La sofisticación de los productos avanza más rápido que la divulgación y la supervisión, con el riesgo de trasladar costos al ciudadano.

La discusión no gira en torno a si un producto financiero es legal, está registrado o fue suscrito por quien lo adquiere. Lo determinante, como advierte el propio análisis económico, es que un mercado puede generar efectos dañinos cuando la información no circula en condiciones de igualdad. En ese escenario, la vigilancia regulatoria deja de ser un asunto técnico y se convierte en una exigencia institucional para impedir que el riesgo acabe recayendo sobre el inversionista minorista.

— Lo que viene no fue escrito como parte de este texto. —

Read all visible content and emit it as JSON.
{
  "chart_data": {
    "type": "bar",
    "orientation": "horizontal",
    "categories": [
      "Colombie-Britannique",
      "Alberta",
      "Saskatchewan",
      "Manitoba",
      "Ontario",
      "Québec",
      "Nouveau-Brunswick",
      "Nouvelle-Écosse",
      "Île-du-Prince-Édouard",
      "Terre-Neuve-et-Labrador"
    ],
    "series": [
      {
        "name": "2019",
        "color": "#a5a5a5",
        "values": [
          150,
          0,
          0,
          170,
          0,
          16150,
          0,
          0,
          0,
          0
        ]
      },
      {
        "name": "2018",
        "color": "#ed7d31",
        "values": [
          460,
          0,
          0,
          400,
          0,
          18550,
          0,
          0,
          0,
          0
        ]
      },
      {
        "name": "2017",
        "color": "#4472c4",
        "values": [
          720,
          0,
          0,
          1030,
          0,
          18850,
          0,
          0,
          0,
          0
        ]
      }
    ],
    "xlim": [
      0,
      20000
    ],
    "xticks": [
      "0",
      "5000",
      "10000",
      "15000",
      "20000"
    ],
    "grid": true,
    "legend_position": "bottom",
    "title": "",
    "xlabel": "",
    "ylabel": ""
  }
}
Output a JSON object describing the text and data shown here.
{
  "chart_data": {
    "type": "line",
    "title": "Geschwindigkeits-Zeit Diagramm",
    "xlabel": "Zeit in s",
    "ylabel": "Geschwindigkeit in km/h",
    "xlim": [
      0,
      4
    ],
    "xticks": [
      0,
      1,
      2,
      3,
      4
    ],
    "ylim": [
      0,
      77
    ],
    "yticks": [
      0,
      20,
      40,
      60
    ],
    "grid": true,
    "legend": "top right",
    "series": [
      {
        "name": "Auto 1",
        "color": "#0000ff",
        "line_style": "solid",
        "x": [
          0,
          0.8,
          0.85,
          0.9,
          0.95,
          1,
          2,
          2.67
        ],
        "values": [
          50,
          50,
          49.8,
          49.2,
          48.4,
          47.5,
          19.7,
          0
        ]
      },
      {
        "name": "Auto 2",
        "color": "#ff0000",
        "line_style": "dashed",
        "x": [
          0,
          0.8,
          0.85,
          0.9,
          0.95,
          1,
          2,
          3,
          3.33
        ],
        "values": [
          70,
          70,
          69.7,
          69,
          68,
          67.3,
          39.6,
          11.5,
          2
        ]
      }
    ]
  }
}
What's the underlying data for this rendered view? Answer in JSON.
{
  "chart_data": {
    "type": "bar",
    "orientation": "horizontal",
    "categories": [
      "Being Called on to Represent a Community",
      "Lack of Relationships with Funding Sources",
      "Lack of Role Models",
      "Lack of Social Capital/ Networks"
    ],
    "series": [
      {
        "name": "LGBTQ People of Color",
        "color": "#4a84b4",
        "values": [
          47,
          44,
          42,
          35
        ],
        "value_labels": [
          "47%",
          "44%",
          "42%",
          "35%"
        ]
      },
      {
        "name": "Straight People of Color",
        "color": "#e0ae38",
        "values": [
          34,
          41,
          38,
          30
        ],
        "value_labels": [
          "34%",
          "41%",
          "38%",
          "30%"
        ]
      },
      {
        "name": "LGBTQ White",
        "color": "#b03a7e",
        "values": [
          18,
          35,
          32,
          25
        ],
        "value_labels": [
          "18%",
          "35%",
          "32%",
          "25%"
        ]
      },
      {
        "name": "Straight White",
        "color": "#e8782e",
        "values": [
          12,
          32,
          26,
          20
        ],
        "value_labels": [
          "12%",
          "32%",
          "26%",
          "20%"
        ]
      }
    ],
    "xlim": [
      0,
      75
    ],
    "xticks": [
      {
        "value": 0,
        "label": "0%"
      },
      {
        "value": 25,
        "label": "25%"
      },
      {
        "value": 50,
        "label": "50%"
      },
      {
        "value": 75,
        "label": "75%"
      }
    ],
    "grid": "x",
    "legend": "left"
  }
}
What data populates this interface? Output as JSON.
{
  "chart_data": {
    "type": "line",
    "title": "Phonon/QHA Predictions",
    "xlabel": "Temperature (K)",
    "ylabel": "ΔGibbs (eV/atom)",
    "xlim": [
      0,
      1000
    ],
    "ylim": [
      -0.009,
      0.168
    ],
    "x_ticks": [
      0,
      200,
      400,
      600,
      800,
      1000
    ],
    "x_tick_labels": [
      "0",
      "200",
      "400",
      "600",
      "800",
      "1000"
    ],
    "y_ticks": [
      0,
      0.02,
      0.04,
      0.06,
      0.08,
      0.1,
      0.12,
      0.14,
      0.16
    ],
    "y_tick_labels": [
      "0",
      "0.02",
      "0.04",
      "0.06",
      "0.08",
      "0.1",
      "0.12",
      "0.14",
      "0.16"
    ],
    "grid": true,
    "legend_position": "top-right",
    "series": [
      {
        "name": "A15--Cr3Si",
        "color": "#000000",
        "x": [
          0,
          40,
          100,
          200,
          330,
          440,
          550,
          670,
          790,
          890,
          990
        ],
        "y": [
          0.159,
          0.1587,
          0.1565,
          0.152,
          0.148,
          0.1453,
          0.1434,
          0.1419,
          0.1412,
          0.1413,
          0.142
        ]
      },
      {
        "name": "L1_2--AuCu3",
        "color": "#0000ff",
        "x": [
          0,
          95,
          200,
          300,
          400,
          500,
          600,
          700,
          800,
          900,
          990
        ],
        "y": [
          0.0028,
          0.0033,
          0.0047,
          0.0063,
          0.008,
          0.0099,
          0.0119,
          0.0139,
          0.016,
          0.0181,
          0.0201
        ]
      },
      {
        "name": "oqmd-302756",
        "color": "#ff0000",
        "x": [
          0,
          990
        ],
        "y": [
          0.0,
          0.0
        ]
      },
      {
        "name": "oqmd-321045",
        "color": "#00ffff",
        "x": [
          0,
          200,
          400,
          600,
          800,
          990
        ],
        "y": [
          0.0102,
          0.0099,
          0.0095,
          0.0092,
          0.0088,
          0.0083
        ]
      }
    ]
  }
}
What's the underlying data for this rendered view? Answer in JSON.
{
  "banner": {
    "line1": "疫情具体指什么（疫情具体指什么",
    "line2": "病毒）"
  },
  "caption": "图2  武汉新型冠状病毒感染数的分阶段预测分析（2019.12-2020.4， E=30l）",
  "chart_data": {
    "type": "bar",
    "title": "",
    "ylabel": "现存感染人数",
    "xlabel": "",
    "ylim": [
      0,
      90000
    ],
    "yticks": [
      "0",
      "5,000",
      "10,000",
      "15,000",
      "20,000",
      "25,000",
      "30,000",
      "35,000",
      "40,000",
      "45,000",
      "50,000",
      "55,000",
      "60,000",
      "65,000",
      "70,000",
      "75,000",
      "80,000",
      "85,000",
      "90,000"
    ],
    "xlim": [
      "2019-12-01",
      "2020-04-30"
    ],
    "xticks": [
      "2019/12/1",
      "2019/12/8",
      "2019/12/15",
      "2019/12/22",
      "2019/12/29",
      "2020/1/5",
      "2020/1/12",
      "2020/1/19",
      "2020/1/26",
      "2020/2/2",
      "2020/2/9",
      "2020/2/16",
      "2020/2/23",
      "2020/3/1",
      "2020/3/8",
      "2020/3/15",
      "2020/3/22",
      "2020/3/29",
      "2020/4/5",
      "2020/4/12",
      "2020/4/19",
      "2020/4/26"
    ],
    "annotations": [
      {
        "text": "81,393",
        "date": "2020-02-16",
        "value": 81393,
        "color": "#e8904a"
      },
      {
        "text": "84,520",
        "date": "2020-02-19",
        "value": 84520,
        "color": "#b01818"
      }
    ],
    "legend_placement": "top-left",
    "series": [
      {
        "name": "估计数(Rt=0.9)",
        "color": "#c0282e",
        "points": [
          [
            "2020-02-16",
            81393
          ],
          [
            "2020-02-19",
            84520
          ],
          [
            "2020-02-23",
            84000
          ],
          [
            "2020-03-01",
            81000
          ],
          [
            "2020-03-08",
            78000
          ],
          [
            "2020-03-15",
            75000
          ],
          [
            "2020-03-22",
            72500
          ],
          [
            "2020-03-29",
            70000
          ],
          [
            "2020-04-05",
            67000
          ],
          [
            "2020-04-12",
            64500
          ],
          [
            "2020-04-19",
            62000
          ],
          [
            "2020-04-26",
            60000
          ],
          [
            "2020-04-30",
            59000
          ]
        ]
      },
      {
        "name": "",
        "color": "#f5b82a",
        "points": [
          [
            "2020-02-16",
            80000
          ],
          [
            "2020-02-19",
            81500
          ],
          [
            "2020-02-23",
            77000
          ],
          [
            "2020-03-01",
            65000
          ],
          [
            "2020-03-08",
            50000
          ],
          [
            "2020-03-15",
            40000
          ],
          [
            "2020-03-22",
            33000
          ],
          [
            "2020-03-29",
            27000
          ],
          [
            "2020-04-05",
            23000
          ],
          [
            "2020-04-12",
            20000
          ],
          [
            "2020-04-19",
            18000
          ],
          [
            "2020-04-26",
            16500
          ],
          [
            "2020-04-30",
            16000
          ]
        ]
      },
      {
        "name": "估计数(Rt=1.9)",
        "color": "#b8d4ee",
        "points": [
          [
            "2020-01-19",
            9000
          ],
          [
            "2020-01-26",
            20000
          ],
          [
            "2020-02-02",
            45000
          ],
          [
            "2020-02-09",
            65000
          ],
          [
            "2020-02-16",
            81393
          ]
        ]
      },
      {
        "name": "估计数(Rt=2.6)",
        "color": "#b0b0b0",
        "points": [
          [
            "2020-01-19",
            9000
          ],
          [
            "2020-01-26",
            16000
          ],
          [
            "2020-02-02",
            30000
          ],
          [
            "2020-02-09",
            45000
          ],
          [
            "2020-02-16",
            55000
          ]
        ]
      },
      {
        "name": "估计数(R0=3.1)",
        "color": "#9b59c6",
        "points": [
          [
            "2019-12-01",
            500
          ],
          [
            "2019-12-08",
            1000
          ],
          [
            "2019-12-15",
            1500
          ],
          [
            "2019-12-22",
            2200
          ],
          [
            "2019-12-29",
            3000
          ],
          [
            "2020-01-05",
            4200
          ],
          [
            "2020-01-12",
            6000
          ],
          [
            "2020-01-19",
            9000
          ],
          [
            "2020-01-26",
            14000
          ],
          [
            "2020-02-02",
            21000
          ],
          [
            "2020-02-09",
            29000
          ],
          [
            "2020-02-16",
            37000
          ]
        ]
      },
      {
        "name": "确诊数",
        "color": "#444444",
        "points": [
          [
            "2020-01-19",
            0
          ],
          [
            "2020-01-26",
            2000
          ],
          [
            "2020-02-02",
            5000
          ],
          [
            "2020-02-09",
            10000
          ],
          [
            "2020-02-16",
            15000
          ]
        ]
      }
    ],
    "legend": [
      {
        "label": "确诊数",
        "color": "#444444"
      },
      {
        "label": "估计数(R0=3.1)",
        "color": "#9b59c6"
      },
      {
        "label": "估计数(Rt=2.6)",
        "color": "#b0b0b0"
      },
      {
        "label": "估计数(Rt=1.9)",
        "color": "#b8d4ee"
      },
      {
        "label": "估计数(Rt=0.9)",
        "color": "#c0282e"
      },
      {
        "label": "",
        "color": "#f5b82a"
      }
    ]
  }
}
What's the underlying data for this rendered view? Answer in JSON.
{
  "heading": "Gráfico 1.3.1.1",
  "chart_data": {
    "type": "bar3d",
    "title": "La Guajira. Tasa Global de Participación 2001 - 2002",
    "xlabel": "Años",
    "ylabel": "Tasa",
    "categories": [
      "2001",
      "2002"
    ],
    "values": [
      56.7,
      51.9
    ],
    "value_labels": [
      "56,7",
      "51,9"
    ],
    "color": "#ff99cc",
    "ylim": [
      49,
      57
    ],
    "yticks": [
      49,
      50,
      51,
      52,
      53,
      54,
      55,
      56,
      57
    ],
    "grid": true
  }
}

Ese desfase se vuelve todavía más sensible en un mercado de capitales dominicano que vive una transición acelerada. Hoy hay bonos corporativos con rendimiento variable indexado a índices internacionales, fideicomisos con estructuras complejas y fondos de inversión cerrados vinculados a activos que hace una década no estaban al alcance del público general. La expansión puede presentarse como un avance, pero el contraste de fondo es otro: la sofisticación crece más deprisa que la capacidad de comunicación y divulgación para que el ciudadano entienda realmente qué está comprando.

La Ley 249-17 estableció un marco regulatorio más sólido que el anterior, pero el propio texto reconoce que la arquitectura de comunicación de esa innovación no ha evolucionado al mismo ritmo. Ahí surge la alerta institucional: cuando la promoción de productos complejos corre por delante de la protección efectiva, la confianza del mercado se sostiene sobre bases frágiles y no sobre resultados verificables.

La experiencia económica citada en el texto es categórica al describir la asimetría de información como una falla de mercado ampliamente documentada. Si el vendedor sabe más que el comprador sobre la calidad del producto, el resultado termina siendo subóptimo. Llevado al plano local, el problema no es solo financiero: también es de gestión pública y de prioridades, porque dejar crecer la innovación sin un resguardo equivalente abre espacio a costos sociales, frustración y pérdida de confianza en las instituciones.

Por eso, la discusión sobre protección al inversionista no puede limitarse al discurso de modernización ni a la idea de que el mercado se corrige solo. Si la regulación efectiva es la condición de sostenibilidad, entonces la rendición de cuentas debe centrarse en por qué la protección y la divulgación siguen por detrás del ritmo de los productos que ya se ofrecen al público.